California’s surging electricity costs have coincided with increasing renewable energy mandates and the closure of the San Onofre Nuclear Generating Station in 2012. In 2015, Governor Jerry Brown signed a law that boosted the mandate to 50% by 2030. In 2018, California lawmakers imposed yet another mandate that requires the state’s electric utilities to procure at least 60% of their electricity from renewables by 2030 and 100 percent “zero-carbon” electricity by 2045. In 2022, Gov. Gavin Newsom signed into law a measure that “creates clean electricity targets of 90% by 2035” and reaffirmed the state’s target of 100% “clean electricity” by 2045.

Since 2008, when Schwarzenegger mandated renewables in the electric sector, California’s residential electricity prices have increased more than three times faster than those in the rest of the country. As can be seen in the graphic below, residential electricity prices in the state jumped by 12.4 cents per kilowatt-hour while prices in the rest of the country increased by less than four cents per kilowatt-hour.

Those prices will continue soaring. Last year, the California Public Utilities Commission unanimously approved a scheme that aims to add more than 25 gigawatts of renewables and 15 gigawatts of batteries to the state’s electric grid by 2032 at an estimated cost of $49.3 billion.

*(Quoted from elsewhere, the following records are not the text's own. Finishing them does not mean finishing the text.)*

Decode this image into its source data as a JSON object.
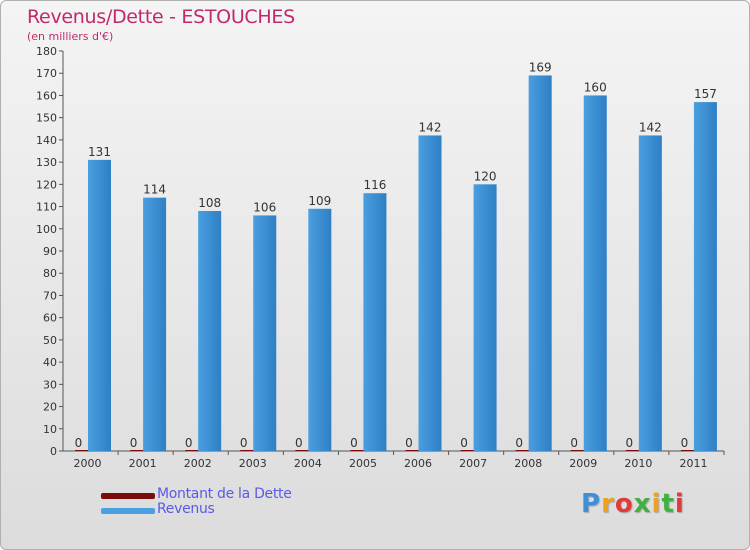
{
  "title": "Revenus/Dette - ESTOUCHES",
  "subtitle": "(en milliers d'€)",
  "logo_text": "Proxiti",
  "colors": {
    "dette": "#7a0c0c",
    "revenus": "#4a9fe0",
    "revenus_dark": "#2e7fc4",
    "axis": "#555555",
    "grid": "#cccccc",
    "label": "#333333"
  },
  "legend": [
    {
      "label": "Montant de la Dette",
      "color": "#7a0c0c"
    },
    {
      "label": "Revenus",
      "color": "#4a9fe0"
    }
  ],
  "chart_data": {
    "type": "bar",
    "title": "Revenus/Dette - ESTOUCHES",
    "ylabel": "(en milliers d'€)",
    "xlabel": "",
    "ylim": [
      0,
      180
    ],
    "ytick_step": 10,
    "grid": false,
    "legend_position": "bottom-left",
    "categories": [
      "2000",
      "2001",
      "2002",
      "2003",
      "2004",
      "2005",
      "2006",
      "2007",
      "2008",
      "2009",
      "2010",
      "2011"
    ],
    "series": [
      {
        "name": "Montant de la Dette",
        "values": [
          0,
          0,
          0,
          0,
          0,
          0,
          0,
          0,
          0,
          0,
          0,
          0
        ]
      },
      {
        "name": "Revenus",
        "values": [
          131,
          114,
          108,
          106,
          109,
          116,
          142,
          120,
          169,
          160,
          142,
          157
        ]
      }
    ]
  }
}
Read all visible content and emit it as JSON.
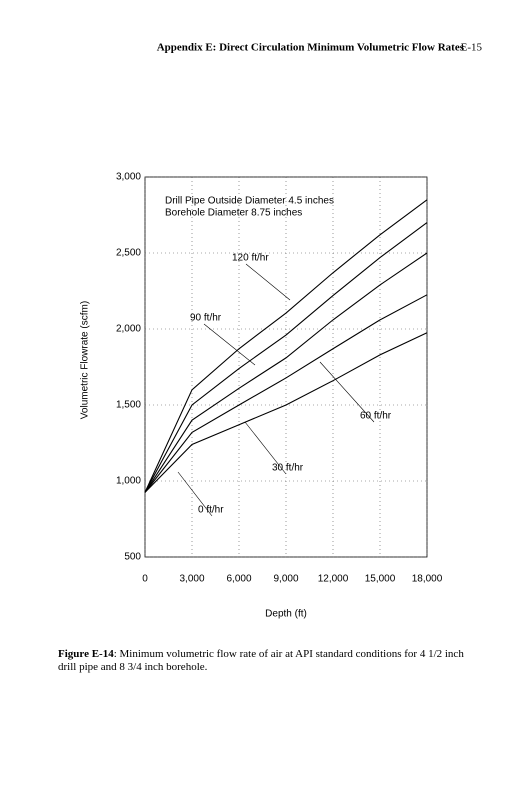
{
  "header": {
    "title": "Appendix E: Direct Circulation Minimum Volumetric Flow Rates",
    "page": "E-15"
  },
  "caption": {
    "label": "Figure E-14",
    "text": ": Minimum volumetric flow rate of air at API standard conditions for 4 1/2 inch drill pipe and 8 3/4 inch borehole."
  },
  "chart_data": {
    "type": "line",
    "annotations": [
      "Drill Pipe Outside Diameter 4.5 inches",
      "Borehole Diameter 8.75 inches"
    ],
    "x_label": "Depth (ft)",
    "y_label": "Volumetric Flowrate (scfm)",
    "x": [
      0,
      3000,
      6000,
      9000,
      12000,
      15000,
      18000
    ],
    "series": [
      {
        "name": "120 ft/hr",
        "color": "#000000",
        "values": [
          925,
          1600,
          1870,
          2105,
          2370,
          2620,
          2850
        ]
      },
      {
        "name": "90 ft/hr",
        "color": "#000000",
        "values": [
          925,
          1500,
          1740,
          1960,
          2220,
          2470,
          2700
        ]
      },
      {
        "name": "60 ft/hr",
        "color": "#000000",
        "values": [
          925,
          1400,
          1610,
          1810,
          2060,
          2290,
          2500
        ]
      },
      {
        "name": "30 ft/hr",
        "color": "#000000",
        "values": [
          925,
          1320,
          1500,
          1678,
          1870,
          2060,
          2225
        ]
      },
      {
        "name": "0 ft/hr",
        "color": "#000000",
        "values": [
          925,
          1240,
          1370,
          1500,
          1660,
          1830,
          1975
        ]
      }
    ],
    "xlim": [
      0,
      18000
    ],
    "xticks": [
      0,
      {
        "value": 3000,
        "label": "3,000"
      },
      {
        "value": 6000,
        "label": "6,000"
      },
      {
        "value": 9000,
        "label": "9,000"
      },
      {
        "value": 12000,
        "label": "12,000"
      },
      {
        "value": 15000,
        "label": "15,000"
      },
      {
        "value": 18000,
        "label": "18,000"
      }
    ],
    "ylim": [
      500,
      3000
    ],
    "yticks": [
      500,
      {
        "value": 1000,
        "label": "1,000"
      },
      {
        "value": 1500,
        "label": "1,500"
      },
      {
        "value": 2000,
        "label": "2,000"
      },
      {
        "value": 2500,
        "label": "2,500"
      },
      {
        "value": 3000,
        "label": "3,000"
      }
    ],
    "grid": true
  }
}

In addition, the California Independent System Operator released a draft plan to upgrade the state’s transmission grid at a cost of some $30.5 billion. The combined cost of those two schemes is about $80 billion. Dividing that sum among 39 million residents works out to about $2,050 for every Californian.

But the final price will undoubtedly be far more than $80 billion. Big public works projects routinely exceed initial estimates; California’s beleaguered high-speed rail project was expected to cost $33 billion when it was approved by voters back in 2008. The latest cost estimate: a mind-boggling $128 billion. The California High Speed Rail Authority said the cost increases are due to  “inflation/escalation, enhanced scope definition and greater contingency for risk.”

Since 2008, when then-Gov. Arnold Schwarzenegger signed an executive order mandating the state’s utilities get a third of their electricity from renewables, electricity prices have increased at a rate three times faster than the rest of the U.S. Photo credit: Dale Frost of the Port of San Diego.

Last September, while signing into law a slew of climate-related bills, Gov. Newsom declared that the state was taking the “most aggressive action on climate our nation has ever seen…That’s climate action done the California Way -– and we’re not only doubling down, we’re just getting started.”

In other words, last year’s 15% increase in electricity prices was just an amuse-bouche. More big rate hikes are on the way.

The punchline here is obvious: California provides a stark warning to the rest of the United States about how NOT to manage an electric grid. Aggressive renewable energy mandates may be politically popular, but they come with exorbitant price tags that punish the poor and provide negligible (if any) cuts in COemissions.